SAIL's continual thrust on gaining operational excellence has led to the company remaining EBITDA positive for four consecutive quarters, which stood at Rs 671.6 Crore vis-à-vis Rs (-) 2,203 Crore over the corresponding period of last year, recording an increase of Rs. 2875 Crore. The Company has narrowed down its losses by around 30% in FY17 and recorded an overall improvement in production, sales, and productivity.
Speaking about it, the company's Chairman, P.K. Singh, said, "The Company's uninterrupted efforts to achieve operational excellence has helped us become EBDITA positive for the fourth time in a row. Despite the sharp hike in imported and domestic coal prices, which has also neutralized the NSR gains, we have managed to compress the loss. There is an improvement in the performance on all accounts.
The Company's sales turnover recorded an improvement of around 14% in FY17 and stood at Rs 49,180 Crore Versus Rs 43,294 Crore in FY16. It was the best-ever sales performance for any given year with a growth of 8% over previous year. The Profit After Tax (PAT) narrowed to Rs (-) 2,833 Crore, an improvement of 30%, over Rs (-) 4,021 Crore in FY16.
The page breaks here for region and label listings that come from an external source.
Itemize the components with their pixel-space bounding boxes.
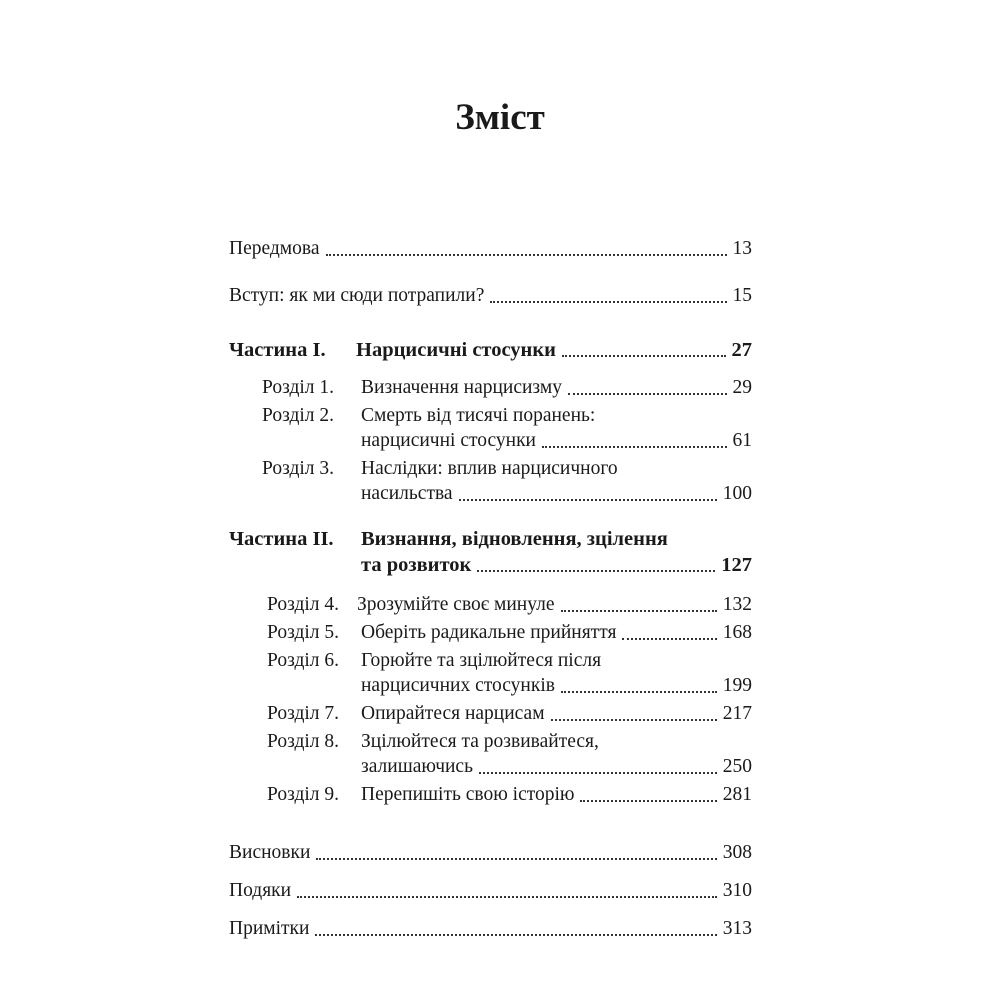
toc-entry-chapter [361, 429, 752, 453]
toc-entry-part-1 [356, 338, 752, 362]
toc-entry-chapter [361, 621, 752, 645]
part-title: Нарцисичні стосунки [356, 339, 556, 361]
toc-entry-chapter [361, 674, 752, 698]
chapter-label: Розділ 9. [267, 784, 340, 805]
toc-entry-title: Передмова [229, 238, 320, 259]
toc-entry-title: залишаючись [361, 756, 473, 777]
chapter-label: Розділ 8. [267, 731, 340, 752]
dot-leader [315, 930, 716, 936]
dot-leader [622, 634, 716, 640]
dot-leader [568, 389, 727, 395]
toc-entry-chapter [361, 482, 752, 506]
toc-entry-title: насильства [361, 483, 453, 504]
toc-entry-chapter [361, 783, 752, 807]
toc-entry-title: нарцисичні стосунки [361, 430, 536, 451]
dot-leader [477, 566, 715, 572]
dot-leader [580, 796, 716, 802]
toc-page-number: 132 [722, 594, 752, 615]
chapter-label: Розділ 6. [267, 650, 340, 671]
dot-leader [479, 768, 717, 774]
dot-leader [297, 892, 717, 898]
toc-entry-preface [229, 237, 752, 261]
chapter-label: Розділ 7. [267, 703, 340, 724]
toc-entry-title: Подяки [229, 880, 292, 901]
dot-leader [561, 606, 717, 612]
toc-page-number: 310 [722, 880, 752, 901]
toc-entry-title: Оберіть радикальне прийняття [361, 622, 617, 643]
toc-entry-title-line: Смерть від тисячі поранень: [361, 405, 596, 426]
dot-leader [326, 250, 727, 256]
part-title: та розвиток [361, 554, 472, 576]
page-title: Зміст [455, 97, 545, 138]
toc-page-number: 313 [722, 918, 752, 939]
toc-entry-title: нарцисичних стосунків [361, 675, 555, 696]
toc-entry-title-line: Зцілюйтеся та розвивайтеся, [361, 731, 599, 752]
toc-entry-title: Зрозумійте своє минуле [357, 594, 555, 615]
chapter-label: Розділ 5. [267, 622, 340, 643]
toc-entry-title: Висновки [229, 842, 311, 863]
part-label: Частина I. [229, 339, 326, 361]
chapter-label: Розділ 1. [262, 377, 335, 398]
toc-entry-chapter [361, 755, 752, 779]
toc-page-number: 100 [722, 483, 752, 504]
toc-page-number: 13 [732, 238, 752, 259]
part-title-line: Визнання, відновлення, зцілення [361, 528, 668, 550]
dot-leader [542, 442, 727, 448]
toc-entry-title-line: Горюйте та зцілюйтеся після [361, 650, 602, 671]
dot-leader [459, 495, 717, 501]
toc-page-number: 308 [722, 842, 752, 863]
toc-entry-title: Примітки [229, 918, 310, 939]
chapter-label: Розділ 4. [267, 594, 340, 615]
toc-page-number: 27 [731, 339, 752, 361]
toc-entry-chapter [361, 376, 752, 400]
toc-entry-conclusions [229, 841, 752, 865]
toc-page-number: 199 [722, 675, 752, 696]
toc-page-number: 168 [722, 622, 752, 643]
dot-leader [562, 351, 726, 357]
toc-entry-chapter [361, 702, 752, 726]
toc-entry-title-line: Наслідки: вплив нарцисичного [361, 458, 618, 479]
dot-leader [490, 297, 726, 303]
dot-leader [316, 854, 716, 860]
toc-entry-title: Визначення нарцисизму [361, 377, 562, 398]
part-label: Частина II. [229, 528, 334, 550]
toc-page-number: 15 [732, 285, 752, 306]
toc-page-number: 250 [722, 756, 752, 777]
toc-entry-title: Вступ: як ми сюди потрапили? [229, 285, 485, 306]
toc-entry-title: Опирайтеся нарцисам [361, 703, 545, 724]
toc-page-number: 61 [732, 430, 752, 451]
toc-page-number: 281 [722, 784, 752, 805]
toc-entry-introduction [229, 284, 752, 308]
toc-page-number: 217 [722, 703, 752, 724]
toc-entry-notes [229, 917, 752, 941]
toc-entry-acknowledgements [229, 879, 752, 903]
toc-page-number: 127 [721, 554, 752, 576]
toc-page-number: 29 [732, 377, 752, 398]
toc-entry-chapter [357, 593, 752, 617]
toc-entry-part-2 [361, 553, 752, 577]
chapter-label: Розділ 2. [262, 405, 335, 426]
chapter-label: Розділ 3. [262, 458, 335, 479]
dot-leader [561, 687, 717, 693]
toc-entry-title: Перепишіть свою історію [361, 784, 575, 805]
dot-leader [551, 715, 717, 721]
The unprecedented increase in coal prices during FY17 impacted the numbers and stunted the overall margins. In FY 17, there was an impact of around Rs 4,300 Crore increase over FY16 on account of prices of both imported and domestic coal which neutralized the significant improvement in Net Sales Realization (NSR) during FY17 over FY16. Along with this, the charges for capitalization of assets on account of interest and depreciation have also gone up affecting the margins. Also, in FY 17 there was a one-time expense on account of VR Scheme which was a part of the company's long-term strategy for manpower rationalization.